Au terme de ses conclusions déposée le 22 février 2023 soutenues oralement à l'audience la [4] demande à la cour :
- de déclarer l'appel irrecevable,
A titre subsidiaire
- de confirmer le jugement,
- de condamner Mme [S] à lui payer 1 000 € sur le fondement de l'article 700 du code de procédure civile.

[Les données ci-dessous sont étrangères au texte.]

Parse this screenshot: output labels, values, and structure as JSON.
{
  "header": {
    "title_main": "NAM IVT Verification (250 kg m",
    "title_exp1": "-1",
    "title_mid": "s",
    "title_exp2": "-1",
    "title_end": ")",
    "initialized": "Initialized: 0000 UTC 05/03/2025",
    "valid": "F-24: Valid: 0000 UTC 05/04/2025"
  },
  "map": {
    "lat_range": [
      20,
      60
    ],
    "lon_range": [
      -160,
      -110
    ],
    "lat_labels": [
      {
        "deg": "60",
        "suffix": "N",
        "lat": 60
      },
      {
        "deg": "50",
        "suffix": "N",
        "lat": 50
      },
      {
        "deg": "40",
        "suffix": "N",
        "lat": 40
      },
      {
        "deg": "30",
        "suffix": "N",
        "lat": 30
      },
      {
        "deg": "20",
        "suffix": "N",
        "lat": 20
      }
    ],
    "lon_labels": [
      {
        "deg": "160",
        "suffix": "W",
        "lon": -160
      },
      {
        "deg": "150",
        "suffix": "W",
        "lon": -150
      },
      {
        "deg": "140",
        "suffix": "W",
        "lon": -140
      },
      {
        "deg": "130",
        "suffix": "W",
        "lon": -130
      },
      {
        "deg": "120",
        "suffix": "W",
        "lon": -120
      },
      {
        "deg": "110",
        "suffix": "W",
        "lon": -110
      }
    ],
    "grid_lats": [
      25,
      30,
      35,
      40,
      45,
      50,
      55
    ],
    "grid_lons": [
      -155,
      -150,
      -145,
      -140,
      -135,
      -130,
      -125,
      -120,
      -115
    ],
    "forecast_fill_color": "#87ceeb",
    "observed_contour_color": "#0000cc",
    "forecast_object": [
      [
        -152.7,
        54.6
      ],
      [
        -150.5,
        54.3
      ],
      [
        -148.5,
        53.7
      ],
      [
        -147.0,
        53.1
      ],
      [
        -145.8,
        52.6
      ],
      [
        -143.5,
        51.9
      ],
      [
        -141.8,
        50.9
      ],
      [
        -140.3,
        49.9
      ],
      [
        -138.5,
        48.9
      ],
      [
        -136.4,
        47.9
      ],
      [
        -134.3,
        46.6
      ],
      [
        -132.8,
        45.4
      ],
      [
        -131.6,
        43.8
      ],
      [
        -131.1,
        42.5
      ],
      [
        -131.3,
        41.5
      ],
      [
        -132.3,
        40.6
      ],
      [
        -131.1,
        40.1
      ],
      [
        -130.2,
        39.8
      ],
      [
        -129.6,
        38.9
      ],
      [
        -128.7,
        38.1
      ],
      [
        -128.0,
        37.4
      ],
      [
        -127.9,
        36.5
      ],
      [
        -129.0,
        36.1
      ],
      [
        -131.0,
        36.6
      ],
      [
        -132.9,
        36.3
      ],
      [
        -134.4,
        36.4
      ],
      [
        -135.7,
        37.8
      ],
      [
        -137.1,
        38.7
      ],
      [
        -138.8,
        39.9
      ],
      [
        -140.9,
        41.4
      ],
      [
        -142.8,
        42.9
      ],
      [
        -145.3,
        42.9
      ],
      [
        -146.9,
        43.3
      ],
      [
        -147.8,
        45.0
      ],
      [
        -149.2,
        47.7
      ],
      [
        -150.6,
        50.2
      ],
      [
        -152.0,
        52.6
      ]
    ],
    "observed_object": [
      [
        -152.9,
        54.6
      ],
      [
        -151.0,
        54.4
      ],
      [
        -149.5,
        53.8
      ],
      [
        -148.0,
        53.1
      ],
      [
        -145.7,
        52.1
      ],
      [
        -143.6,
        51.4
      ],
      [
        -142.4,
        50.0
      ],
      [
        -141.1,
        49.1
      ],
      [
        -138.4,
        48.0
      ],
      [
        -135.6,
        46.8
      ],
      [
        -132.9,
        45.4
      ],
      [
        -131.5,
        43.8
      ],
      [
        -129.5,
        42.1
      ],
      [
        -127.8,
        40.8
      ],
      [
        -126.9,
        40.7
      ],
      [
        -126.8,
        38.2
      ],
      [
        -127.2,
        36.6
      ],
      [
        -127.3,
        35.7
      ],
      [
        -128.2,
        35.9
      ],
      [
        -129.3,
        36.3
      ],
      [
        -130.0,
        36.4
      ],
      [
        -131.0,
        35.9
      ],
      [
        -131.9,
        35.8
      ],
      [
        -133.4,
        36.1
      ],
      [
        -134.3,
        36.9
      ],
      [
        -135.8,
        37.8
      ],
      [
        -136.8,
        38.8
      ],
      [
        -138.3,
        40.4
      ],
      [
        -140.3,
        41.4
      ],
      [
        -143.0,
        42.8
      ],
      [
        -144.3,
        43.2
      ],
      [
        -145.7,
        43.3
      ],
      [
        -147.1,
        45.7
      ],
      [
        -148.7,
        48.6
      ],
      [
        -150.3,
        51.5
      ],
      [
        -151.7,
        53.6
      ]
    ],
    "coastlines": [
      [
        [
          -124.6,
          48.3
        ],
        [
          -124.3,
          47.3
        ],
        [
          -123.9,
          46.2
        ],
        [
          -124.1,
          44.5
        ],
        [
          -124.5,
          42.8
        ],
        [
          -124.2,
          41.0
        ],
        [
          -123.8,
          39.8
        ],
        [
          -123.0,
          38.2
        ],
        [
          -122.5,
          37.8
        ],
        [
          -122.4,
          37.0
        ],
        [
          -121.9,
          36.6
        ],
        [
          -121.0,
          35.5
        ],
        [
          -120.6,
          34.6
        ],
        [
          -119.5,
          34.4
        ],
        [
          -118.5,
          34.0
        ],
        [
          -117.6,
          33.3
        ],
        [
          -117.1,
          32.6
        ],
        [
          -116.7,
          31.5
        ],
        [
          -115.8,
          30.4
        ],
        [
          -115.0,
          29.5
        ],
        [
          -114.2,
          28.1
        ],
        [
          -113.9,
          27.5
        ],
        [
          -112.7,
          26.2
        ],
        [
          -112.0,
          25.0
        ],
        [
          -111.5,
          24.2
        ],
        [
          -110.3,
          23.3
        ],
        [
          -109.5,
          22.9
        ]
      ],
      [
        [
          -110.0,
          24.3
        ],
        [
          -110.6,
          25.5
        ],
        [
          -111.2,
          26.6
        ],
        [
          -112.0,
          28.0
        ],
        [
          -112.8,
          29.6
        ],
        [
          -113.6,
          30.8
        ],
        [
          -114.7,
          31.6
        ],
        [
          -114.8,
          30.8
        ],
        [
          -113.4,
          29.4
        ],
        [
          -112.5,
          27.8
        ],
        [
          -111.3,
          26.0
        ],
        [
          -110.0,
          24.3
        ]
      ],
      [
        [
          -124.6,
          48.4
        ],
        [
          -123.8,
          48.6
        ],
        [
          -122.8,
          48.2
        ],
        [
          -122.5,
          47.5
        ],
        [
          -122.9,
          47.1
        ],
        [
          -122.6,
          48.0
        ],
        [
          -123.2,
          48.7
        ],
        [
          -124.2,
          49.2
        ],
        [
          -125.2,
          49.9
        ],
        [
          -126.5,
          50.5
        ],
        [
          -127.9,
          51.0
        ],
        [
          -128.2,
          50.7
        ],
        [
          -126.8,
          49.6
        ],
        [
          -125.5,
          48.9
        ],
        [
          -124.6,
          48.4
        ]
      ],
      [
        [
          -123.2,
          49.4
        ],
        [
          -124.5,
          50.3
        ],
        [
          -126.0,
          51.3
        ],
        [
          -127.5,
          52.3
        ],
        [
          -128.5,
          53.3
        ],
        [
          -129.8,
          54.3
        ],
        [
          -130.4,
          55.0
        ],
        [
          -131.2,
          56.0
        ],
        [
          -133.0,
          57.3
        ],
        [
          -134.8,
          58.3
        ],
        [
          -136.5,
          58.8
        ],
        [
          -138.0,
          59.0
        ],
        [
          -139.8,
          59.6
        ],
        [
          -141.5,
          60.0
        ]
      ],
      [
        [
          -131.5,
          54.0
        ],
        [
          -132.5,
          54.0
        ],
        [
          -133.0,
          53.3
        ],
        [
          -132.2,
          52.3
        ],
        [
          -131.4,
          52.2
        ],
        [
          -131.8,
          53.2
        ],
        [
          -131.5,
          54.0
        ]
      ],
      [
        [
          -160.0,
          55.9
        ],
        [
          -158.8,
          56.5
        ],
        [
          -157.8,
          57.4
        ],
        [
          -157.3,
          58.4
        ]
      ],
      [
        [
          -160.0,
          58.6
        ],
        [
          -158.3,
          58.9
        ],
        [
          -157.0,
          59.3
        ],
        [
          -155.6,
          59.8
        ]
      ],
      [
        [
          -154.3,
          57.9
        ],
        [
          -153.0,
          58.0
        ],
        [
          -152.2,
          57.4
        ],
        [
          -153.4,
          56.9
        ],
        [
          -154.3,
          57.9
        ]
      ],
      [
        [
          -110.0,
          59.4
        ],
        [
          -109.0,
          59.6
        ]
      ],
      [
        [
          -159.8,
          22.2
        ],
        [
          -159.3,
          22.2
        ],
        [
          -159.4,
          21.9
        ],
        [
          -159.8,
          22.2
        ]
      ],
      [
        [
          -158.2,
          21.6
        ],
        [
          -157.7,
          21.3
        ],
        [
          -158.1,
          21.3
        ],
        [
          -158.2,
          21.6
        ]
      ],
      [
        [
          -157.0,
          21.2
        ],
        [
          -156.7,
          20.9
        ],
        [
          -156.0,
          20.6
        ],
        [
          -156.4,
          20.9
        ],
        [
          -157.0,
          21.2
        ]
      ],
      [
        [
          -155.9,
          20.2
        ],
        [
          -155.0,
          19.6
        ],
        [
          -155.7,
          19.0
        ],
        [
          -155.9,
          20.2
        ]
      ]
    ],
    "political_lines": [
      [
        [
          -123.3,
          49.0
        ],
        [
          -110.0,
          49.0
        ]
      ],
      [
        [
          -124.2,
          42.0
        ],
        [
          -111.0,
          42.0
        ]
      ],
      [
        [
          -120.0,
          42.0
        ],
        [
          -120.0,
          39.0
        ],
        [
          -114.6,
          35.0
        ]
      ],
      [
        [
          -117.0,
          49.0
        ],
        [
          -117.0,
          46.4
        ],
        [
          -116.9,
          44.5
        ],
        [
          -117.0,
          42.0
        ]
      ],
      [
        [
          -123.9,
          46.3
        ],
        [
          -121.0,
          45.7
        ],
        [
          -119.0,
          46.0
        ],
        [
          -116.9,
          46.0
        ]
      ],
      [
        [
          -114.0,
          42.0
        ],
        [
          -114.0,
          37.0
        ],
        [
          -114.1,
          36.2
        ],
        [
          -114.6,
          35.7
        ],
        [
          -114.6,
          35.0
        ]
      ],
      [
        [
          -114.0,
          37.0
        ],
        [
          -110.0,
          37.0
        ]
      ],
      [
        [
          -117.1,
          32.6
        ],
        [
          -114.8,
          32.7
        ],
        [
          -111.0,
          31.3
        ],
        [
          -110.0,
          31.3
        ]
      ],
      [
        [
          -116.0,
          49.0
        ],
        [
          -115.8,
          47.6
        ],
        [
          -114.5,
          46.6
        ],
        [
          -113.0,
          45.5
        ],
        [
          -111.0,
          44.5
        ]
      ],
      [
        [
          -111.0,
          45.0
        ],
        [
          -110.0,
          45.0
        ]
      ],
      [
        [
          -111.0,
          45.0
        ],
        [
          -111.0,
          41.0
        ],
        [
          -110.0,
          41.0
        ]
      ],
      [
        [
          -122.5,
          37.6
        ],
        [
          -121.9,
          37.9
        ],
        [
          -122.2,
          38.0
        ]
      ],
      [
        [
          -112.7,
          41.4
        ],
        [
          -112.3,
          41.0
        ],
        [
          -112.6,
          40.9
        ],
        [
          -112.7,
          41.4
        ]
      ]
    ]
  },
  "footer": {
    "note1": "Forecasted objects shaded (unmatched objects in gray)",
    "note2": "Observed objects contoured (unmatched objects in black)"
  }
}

En application des dispositions de l'article 455 du code de procédure civile il est expressément référé aux dernières écritures des parties pour plus ample exposé de leurs prétentions et moyens.
SUR CE :
Selon l'article R. 211-3-24 du code de l'organisation judiciaire en vigueur depuis le 01 janvier 2020 crée par le décret n°2019-912 du 30 août 2019 - art. 2, lorsque le tribunal judiciaire est appelé à connaître, en matière civile, d'une action personnelle ou mobilière portant sur une demande dont le montant est inférieur ou égal à la somme de 5 000 euros, le tribunal judiciaire statue en dernier ressort.
En l'espèce le pôle social du tribunal judiciaire de Valence a été saisi le 30 novembre 2020 par Mme [S] d'une opposition à la contrainte émise le 10 novembre 2020 à son encontre par le directeur de la [4] pour un montant de 1 394,52 €.
Il en résulte que, improprement qualifié de 'décision rendue en premier ressort', ce jugement a été rendu en premier et dernier ressort par cette juridiction, étant superfétatoirement noté qu'aucune mention de voie de recours ne figure ni au jugement lui-même ni sur le formulaire de notification adressé aux parties.
L'appel formé le 13 octobre 2021 devant la cour est en conséquence irrecevable, le recours constituant en réalité un pourvoi en cassation improprement déposé devant la cour.
Mme [S] devra supporter les dépens de l'instance.
L'équité ne commande pas ici de faire application des dispositions de l'article 700 du code de procédure civile.
PAR CES MOTIFS
La cour, statuant publiquement et contradictoirement, après en avoir délibéré conformément à la loi,
Déclare l'appel irrecevable.
Y ajoutant,
Condamne Mme [D] [S] aux dépens.
Dit n'y avoir lieu à application des dispositions de l'article 700 du code de procédure civile.
Prononcé publiquement par mise à disposition de l'arrêt au greffe de la cour, les parties ayant été préalablement avisées dans les conditions prévues au deuxième alinéa de l'article 450 du code de procédure civile.
Signé par M. Jean-Pierre Delavenay, président et par Mme Chrystel Rohrer, greffier auquel la minute de la décision a été remise par le magistrat signataire.